Потом бы легли на траву, подставив солнцу мокрые животы. А там сели бы в автобус, оказались дома и стали хлебать молоко с покрошенным в него хлебом.

Но Друг-Хозяин не побежал к озеру. Он зевнул и пошел к березовым кустам. На усталом лице его скользнуло предвкушение.

– Вздремнем-ка, старик, – сказал он. – Славно мы походили, славная тень.

Хозяин снял пиджак, бросил его под куст и, пригнувшись, стал разглаживать ладонью. Фрам глядел, вилял хвостом и завидовал пиджаку.

Поласкав пиджак, Хозяин велел лечь Фраму. Лег сам и тут же заснул, пфукая губами, пугая мелких лесных мух – они садились на губы Друга.

Фраму лежать надоело. Зачесались подушечки лап, и захотелось бежать. «Слушай, – говорили лапы. – Айда гулять, а належишься дома. Ты найдешь прут и пожуешь его. Также приятно бегать за птицей-пикулькой, что свистит вон в тех березовых кустах. А к Хозяину мы тебя принесем».

Лапы все пошевеливались, все двигались и говорили о жуках, бабочках, стрекозах… Фрам не хотел слушаться лап, он вытянулся и выставил язык. Скосив глаза, стал наблюдать за его дергающимся слюнявым кончиком. Надоело!

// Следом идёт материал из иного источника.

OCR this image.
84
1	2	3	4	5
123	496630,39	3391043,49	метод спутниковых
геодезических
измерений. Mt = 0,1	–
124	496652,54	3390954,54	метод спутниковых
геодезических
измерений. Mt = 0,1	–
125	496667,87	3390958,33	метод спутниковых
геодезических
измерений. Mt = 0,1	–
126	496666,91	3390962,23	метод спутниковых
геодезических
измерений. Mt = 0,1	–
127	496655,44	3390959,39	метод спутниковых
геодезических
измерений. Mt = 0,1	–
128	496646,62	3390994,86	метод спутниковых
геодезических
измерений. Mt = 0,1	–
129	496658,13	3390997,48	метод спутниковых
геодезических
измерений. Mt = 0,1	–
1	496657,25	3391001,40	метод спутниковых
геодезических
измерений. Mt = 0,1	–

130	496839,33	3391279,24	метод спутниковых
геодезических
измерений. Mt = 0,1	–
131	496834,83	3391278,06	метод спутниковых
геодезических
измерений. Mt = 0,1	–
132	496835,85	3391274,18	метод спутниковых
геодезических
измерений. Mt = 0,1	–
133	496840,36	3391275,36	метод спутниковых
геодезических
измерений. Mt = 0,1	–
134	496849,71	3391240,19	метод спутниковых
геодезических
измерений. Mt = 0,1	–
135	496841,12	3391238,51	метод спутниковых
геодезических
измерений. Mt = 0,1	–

Фрам стал глядеть по сторонам.

Светит озеро – будто молоко в блюдце. Ходят коровы – их хвосты болтаются в воздухе, отгоняя мух.

А с болота, что лежит на озерном берегу, ветер прикатывает разные запахи. Среди них, то мягких, то грубых, есть один – острый, жалящий, как пчела.

Страшный запах! От него холодеет между ушами.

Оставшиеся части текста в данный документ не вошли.